Are you familiar with the classic song, “Forever Blowing Bubbles?” Though the start of the first verse— I’m scheming schemes, I’m building castles— sounds optimistic, we later learn the fate of the singer’s dreams: “I’m forever blowing bubbles, Pretty bubbles in the air, They fly so high, Nearly reach the sky, Then like my dreams, They fade and die.” According to financial analyst Dawn J. Bennett, this classic just as well be the theme song for central bank-driven monetary policy and market manipulation. But, unlike the fading dreams, the asset bubbles won’t fade; they’ll explode with significant collateral damage.

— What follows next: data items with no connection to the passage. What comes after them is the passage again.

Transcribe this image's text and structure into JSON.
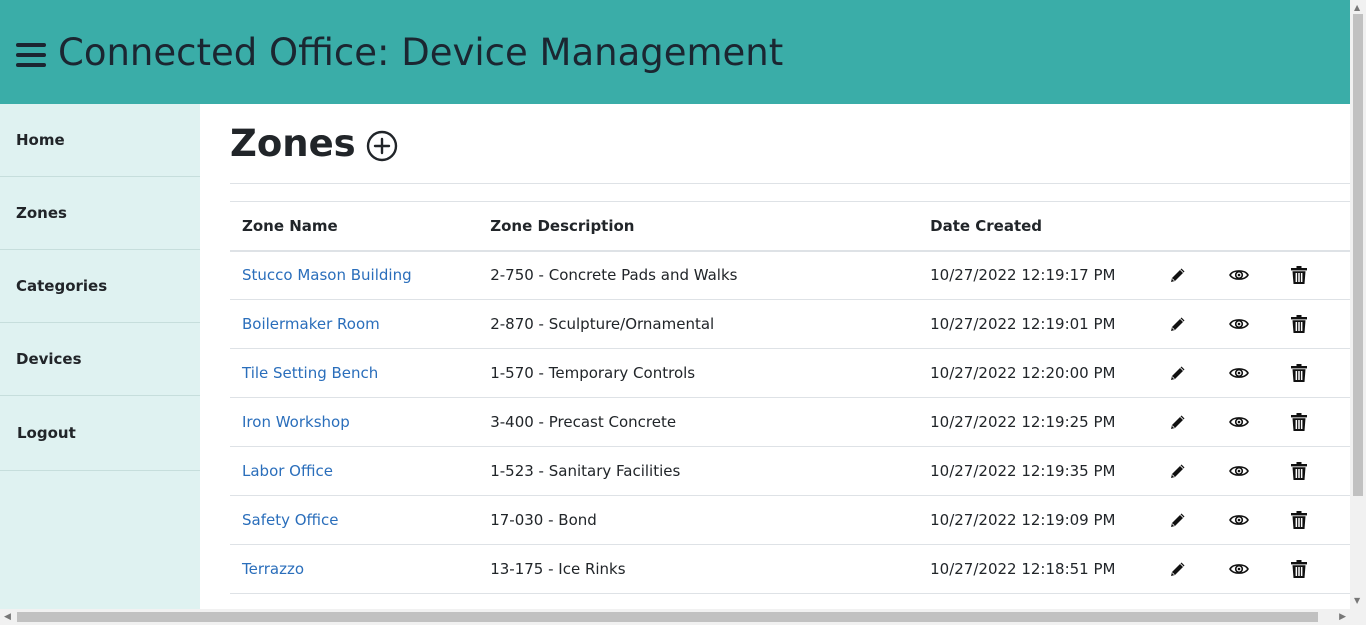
{
  "header": {
    "title": "Connected Office: Device Management"
  },
  "sidebar": {
    "items": [
      {
        "label": "Home"
      },
      {
        "label": "Zones"
      },
      {
        "label": "Categories"
      },
      {
        "label": "Devices"
      },
      {
        "label": "Logout"
      }
    ]
  },
  "page": {
    "title": "Zones"
  },
  "table": {
    "headers": {
      "name": "Zone Name",
      "description": "Zone Description",
      "date": "Date Created"
    },
    "rows": [
      {
        "name": "Stucco Mason Building",
        "description": "2-750 - Concrete Pads and Walks",
        "date": "10/27/2022 12:19:17 PM"
      },
      {
        "name": "Boilermaker Room",
        "description": "2-870 - Sculpture/Ornamental",
        "date": "10/27/2022 12:19:01 PM"
      },
      {
        "name": "Tile Setting Bench",
        "description": "1-570 - Temporary Controls",
        "date": "10/27/2022 12:20:00 PM"
      },
      {
        "name": "Iron Workshop",
        "description": "3-400 - Precast Concrete",
        "date": "10/27/2022 12:19:25 PM"
      },
      {
        "name": "Labor Office",
        "description": "1-523 - Sanitary Facilities",
        "date": "10/27/2022 12:19:35 PM"
      },
      {
        "name": "Safety Office",
        "description": "17-030 - Bond",
        "date": "10/27/2022 12:19:09 PM"
      },
      {
        "name": "Terrazzo",
        "description": "13-175 - Ice Rinks",
        "date": "10/27/2022 12:18:51 PM"
      }
    ]
  },
  "icons": {
    "menu": "hamburger-menu-icon",
    "add": "add-circle-icon",
    "edit": "pencil-icon",
    "view": "eye-icon",
    "delete": "trash-icon"
  },
  "colors": {
    "header_bg": "#3aada8",
    "sidebar_bg": "#dff2f1",
    "link": "#2a6ebb",
    "text": "#212529"
  }
}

Recently, many warning signs have emerged to support the idea that trouble looms ahead. And, many key players in the financial market agree. Billionaire hedge fund manager Mark Spitznagel told the Financial Times, “Markets don’t have a purpose anymore— they just reflect whatever central planners want them to.” He continued, “This is the greatest monetary experience in history. Why wouldn’t it lead to the biggest collapse?”

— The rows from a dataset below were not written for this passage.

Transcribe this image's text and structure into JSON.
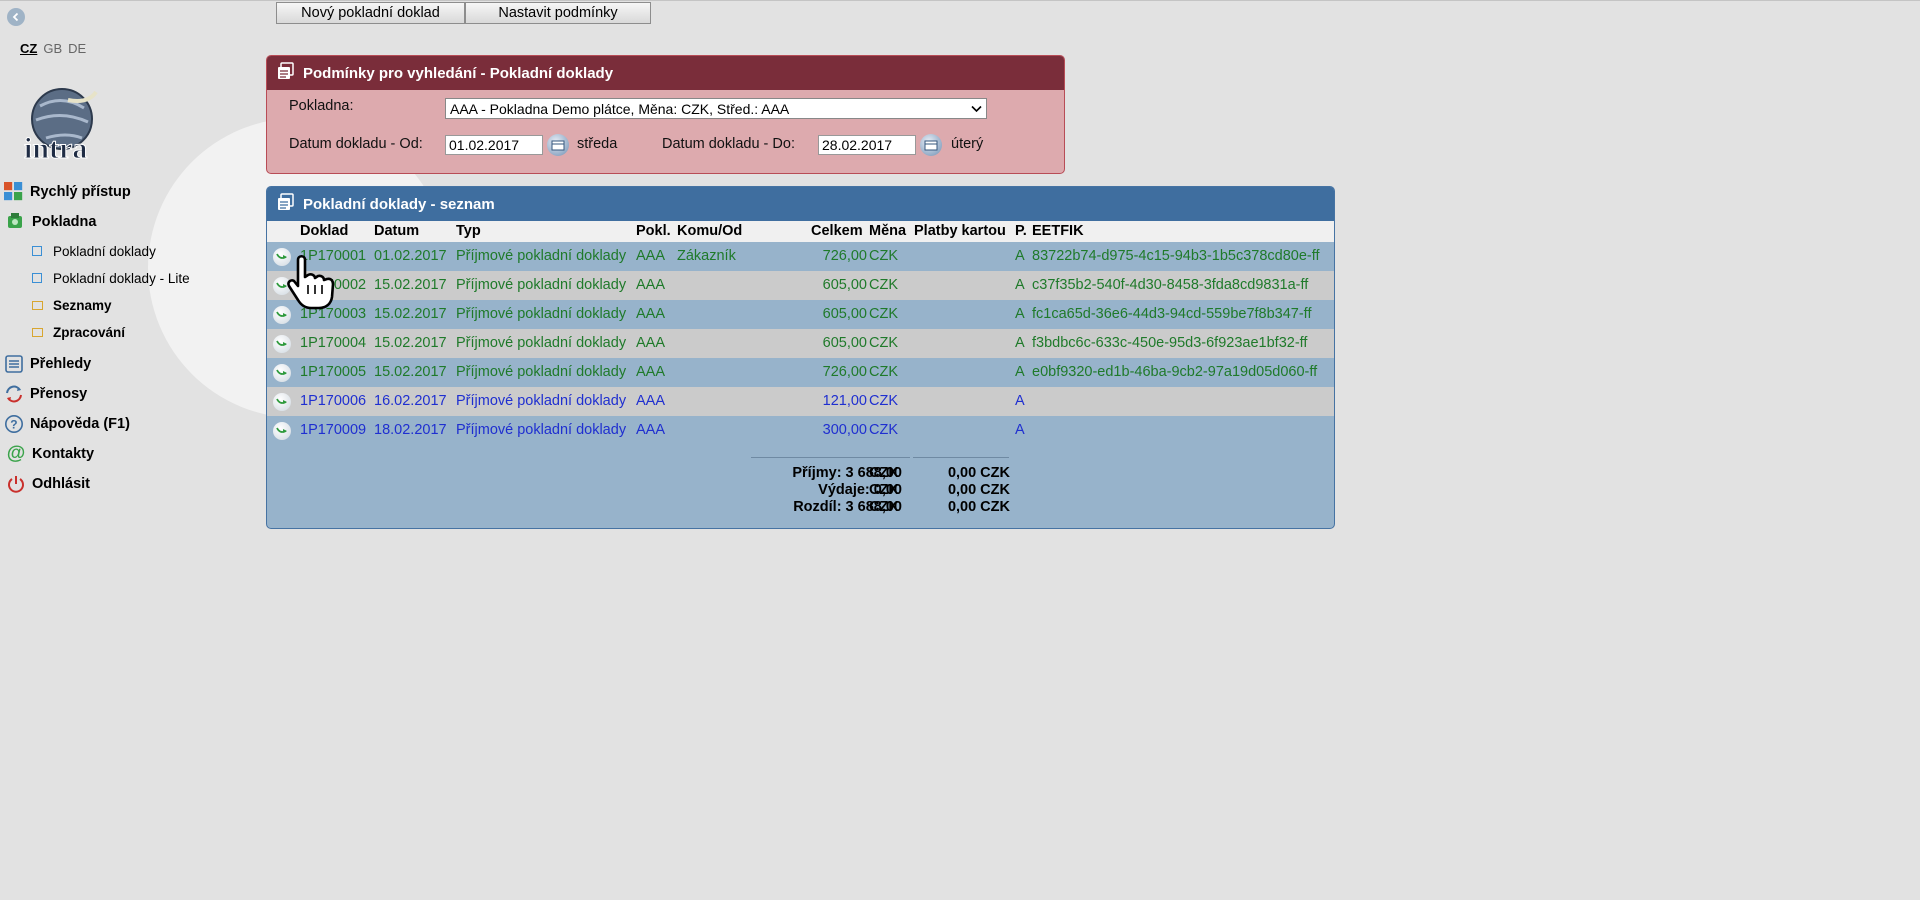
{
  "toolbar": {
    "new_label": "Nový pokladní doklad",
    "conditions_label": "Nastavit podmínky"
  },
  "languages": [
    {
      "code": "CZ",
      "active": true
    },
    {
      "code": "GB",
      "active": false
    },
    {
      "code": "DE",
      "active": false
    }
  ],
  "logo": {
    "text": "intra"
  },
  "nav": {
    "quick": "Rychlý přístup",
    "cash": "Pokladna",
    "docs": "Pokladní doklady",
    "docs_lite": "Pokladní doklady - Lite",
    "lists": "Seznamy",
    "processing": "Zpracování",
    "overview": "Přehledy",
    "transfers": "Přenosy",
    "help": "Nápověda (F1)",
    "contacts": "Kontakty",
    "logout": "Odhlásit"
  },
  "filter": {
    "title": "Podmínky pro vyhledání - Pokladní doklady",
    "cash_label": "Pokladna:",
    "cash_value": "AAA - Pokladna Demo plátce, Měna: CZK, Střed.: AAA",
    "from_label": "Datum dokladu - Od:",
    "from_value": "01.02.2017",
    "from_day": "středa",
    "to_label": "Datum dokladu - Do:",
    "to_value": "28.02.2017",
    "to_day": "úterý"
  },
  "list": {
    "title": "Pokladní doklady - seznam",
    "columns": {
      "doklad": "Doklad",
      "datum": "Datum",
      "typ": "Typ",
      "pokl": "Pokl.",
      "komu": "Komu/Od",
      "celkem": "Celkem",
      "mena": "Měna",
      "karta": "Platby kartou",
      "p": "P.",
      "eet": "EETFIK"
    },
    "rows": [
      {
        "doklad": "1P170001",
        "datum": "01.02.2017",
        "typ": "Příjmové pokladní doklady",
        "pokl": "AAA",
        "komu": "Zákazník",
        "celkem": "726,00",
        "mena": "CZK",
        "karta": "",
        "p": "A",
        "eet": "83722b74-d975-4c15-94b3-1b5c378cd80e-ff"
      },
      {
        "doklad": "1P170002",
        "datum": "15.02.2017",
        "typ": "Příjmové pokladní doklady",
        "pokl": "AAA",
        "komu": "",
        "celkem": "605,00",
        "mena": "CZK",
        "karta": "",
        "p": "A",
        "eet": "c37f35b2-540f-4d30-8458-3fda8cd9831a-ff"
      },
      {
        "doklad": "1P170003",
        "datum": "15.02.2017",
        "typ": "Příjmové pokladní doklady",
        "pokl": "AAA",
        "komu": "",
        "celkem": "605,00",
        "mena": "CZK",
        "karta": "",
        "p": "A",
        "eet": "fc1ca65d-36e6-44d3-94cd-559be7f8b347-ff"
      },
      {
        "doklad": "1P170004",
        "datum": "15.02.2017",
        "typ": "Příjmové pokladní doklady",
        "pokl": "AAA",
        "komu": "",
        "celkem": "605,00",
        "mena": "CZK",
        "karta": "",
        "p": "A",
        "eet": "f3bdbc6c-633c-450e-95d3-6f923ae1bf32-ff"
      },
      {
        "doklad": "1P170005",
        "datum": "15.02.2017",
        "typ": "Příjmové pokladní doklady",
        "pokl": "AAA",
        "komu": "",
        "celkem": "726,00",
        "mena": "CZK",
        "karta": "",
        "p": "A",
        "eet": "e0bf9320-ed1b-46ba-9cb2-97a19d05d060-ff"
      },
      {
        "doklad": "1P170006",
        "datum": "16.02.2017",
        "typ": "Příjmové pokladní doklady",
        "pokl": "AAA",
        "komu": "",
        "celkem": "121,00",
        "mena": "CZK",
        "karta": "",
        "p": "A",
        "eet": ""
      },
      {
        "doklad": "1P170009",
        "datum": "18.02.2017",
        "typ": "Příjmové pokladní doklady",
        "pokl": "AAA",
        "komu": "",
        "celkem": "300,00",
        "mena": "CZK",
        "karta": "",
        "p": "A",
        "eet": ""
      }
    ],
    "summary": {
      "income": "Příjmy: 3 688,00",
      "income_cur": "CZK",
      "income_card": "0,00 CZK",
      "expense": "Výdaje: 0,00",
      "expense_cur": "CZK",
      "expense_card": "0,00 CZK",
      "diff": "Rozdíl: 3 688,00",
      "diff_cur": "CZK",
      "diff_card": "0,00 CZK"
    }
  },
  "colors": {
    "filter_header": "#7a2d3a",
    "filter_body": "#ddaaae",
    "list_header": "#3f6e9f",
    "row_odd": "#97b3cb",
    "row_even": "#cbcbcb",
    "text_green": "#1f7a2a",
    "text_blue": "#1f2fd0"
  }
}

In the same article, Nassim Taleb, Universa advisor and best-selling author or Fooled by Randomness and The Black Swan, explained, “Being protected from fragility in the financial system is a necessity rather than an option.” And, Spitznagel and Taleb aren’t the only ones with this viewpoint.

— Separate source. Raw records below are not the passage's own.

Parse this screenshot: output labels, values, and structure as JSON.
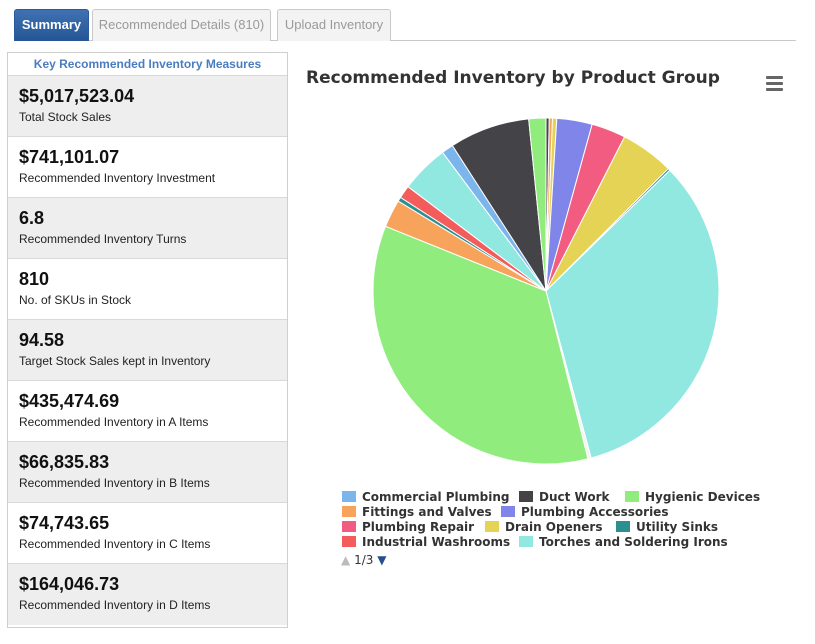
{
  "tabs": [
    {
      "label": "Summary"
    },
    {
      "label": "Recommended Details (810)"
    },
    {
      "label": "Upload Inventory"
    }
  ],
  "kpi": {
    "header": "Key Recommended Inventory Measures",
    "items": [
      {
        "value": "$5,017,523.04",
        "label": "Total Stock Sales"
      },
      {
        "value": "$741,101.07",
        "label": "Recommended Inventory Investment"
      },
      {
        "value": "6.8",
        "label": "Recommended Inventory Turns"
      },
      {
        "value": "810",
        "label": "No. of SKUs in Stock"
      },
      {
        "value": "94.58",
        "label": "Target Stock Sales kept in Inventory"
      },
      {
        "value": "$435,474.69",
        "label": "Recommended Inventory in A Items"
      },
      {
        "value": "$66,835.83",
        "label": "Recommended Inventory in B Items"
      },
      {
        "value": "$74,743.65",
        "label": "Recommended Inventory in C Items"
      },
      {
        "value": "$164,046.73",
        "label": "Recommended Inventory in D Items"
      }
    ]
  },
  "chart": {
    "title": "Recommended Inventory by Product Group",
    "menu_icon": "hamburger-menu-icon",
    "pager": {
      "text": "1/3",
      "up_icon": "triangle-up-icon",
      "down_icon": "triangle-down-icon"
    }
  },
  "chart_data": {
    "type": "pie",
    "title": "Recommended Inventory by Product Group",
    "slices": [
      {
        "name": "",
        "value": 0.3,
        "color": "#434348"
      },
      {
        "name": "",
        "value": 0.3,
        "color": "#f7a35c"
      },
      {
        "name": "",
        "value": 0.4,
        "color": "#e4d354"
      },
      {
        "name": "Plumbing Accessories",
        "value": 3.3,
        "color": "#8085e9"
      },
      {
        "name": "Plumbing Repair",
        "value": 3.2,
        "color": "#f15c80"
      },
      {
        "name": "Drain Openers",
        "value": 5.0,
        "color": "#e4d354"
      },
      {
        "name": "Utility Sinks",
        "value": 0.2,
        "color": "#2b908f"
      },
      {
        "name": "Torches and Soldering Irons",
        "value": 33.1,
        "color": "#91e8e1"
      },
      {
        "name": "",
        "value": 0.3,
        "color": "#f4f4f4"
      },
      {
        "name": "Hygienic Devices",
        "value": 35.0,
        "color": "#90ed7d"
      },
      {
        "name": "Fittings and Valves",
        "value": 2.6,
        "color": "#f7a35c"
      },
      {
        "name": "",
        "value": 0.4,
        "color": "#2b908f"
      },
      {
        "name": "Industrial Washrooms",
        "value": 1.2,
        "color": "#f45b5b"
      },
      {
        "name": "",
        "value": 4.5,
        "color": "#91e8e1"
      },
      {
        "name": "Commercial Plumbing",
        "value": 1.1,
        "color": "#7cb5ec"
      },
      {
        "name": "Duct Work",
        "value": 7.5,
        "color": "#434348"
      },
      {
        "name": "",
        "value": 1.6,
        "color": "#90ed7d"
      }
    ],
    "legend": [
      {
        "name": "Commercial Plumbing",
        "color": "#7cb5ec"
      },
      {
        "name": "Duct Work",
        "color": "#434348"
      },
      {
        "name": "Hygienic Devices",
        "color": "#90ed7d"
      },
      {
        "name": "Fittings and Valves",
        "color": "#f7a35c"
      },
      {
        "name": "Plumbing Accessories",
        "color": "#8085e9"
      },
      {
        "name": "Plumbing Repair",
        "color": "#f15c80"
      },
      {
        "name": "Drain Openers",
        "color": "#e4d354"
      },
      {
        "name": "Utility Sinks",
        "color": "#2b908f"
      },
      {
        "name": "Industrial Washrooms",
        "color": "#f45b5b"
      },
      {
        "name": "Torches and Soldering Irons",
        "color": "#91e8e1"
      }
    ],
    "legend_placement": "bottom"
  }
}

According to Dawn J. Bennett, “The Bank of Japan, acknowledging the violence being done to the yen by years of quantitative easing, said recently that they are setting aside money to prepare for losses on their huge holdings of Japanese government bonds which were put together and purchased through their printing of fiat currency once they are finally forced to stop monetary easing.”
She continued, “Easing is a vortex that has sucked in the central banks over the last eight years, forcing them to continue blowing bubbles to follow bubbles to follow bubbles. Indeed, there have been calls even for our own Federal Reserve to go beyond QE to “helicopter money,” essentially going beyond interest rate manipulation and money printing by injecting “permanent” money directly into private sector. Could this be why China is establishing a yuan-denominated gold benchmark for trading, in order to start backing their currency with real assets instead of academic theories?”
Bennett notes that the U.S. is close to one of the largest bubbles— the U.S. derivatives market that is valued at over $1 quadrillion dollars by some accounts. This is 20 times more than the value of the entire world economy and the biggest bubble in history.
“It’s sheer gambling, including not just equities but physical commodities,” says Bennett. “The legality is questionable in many cases, but the problem is definitely real and indisputable.”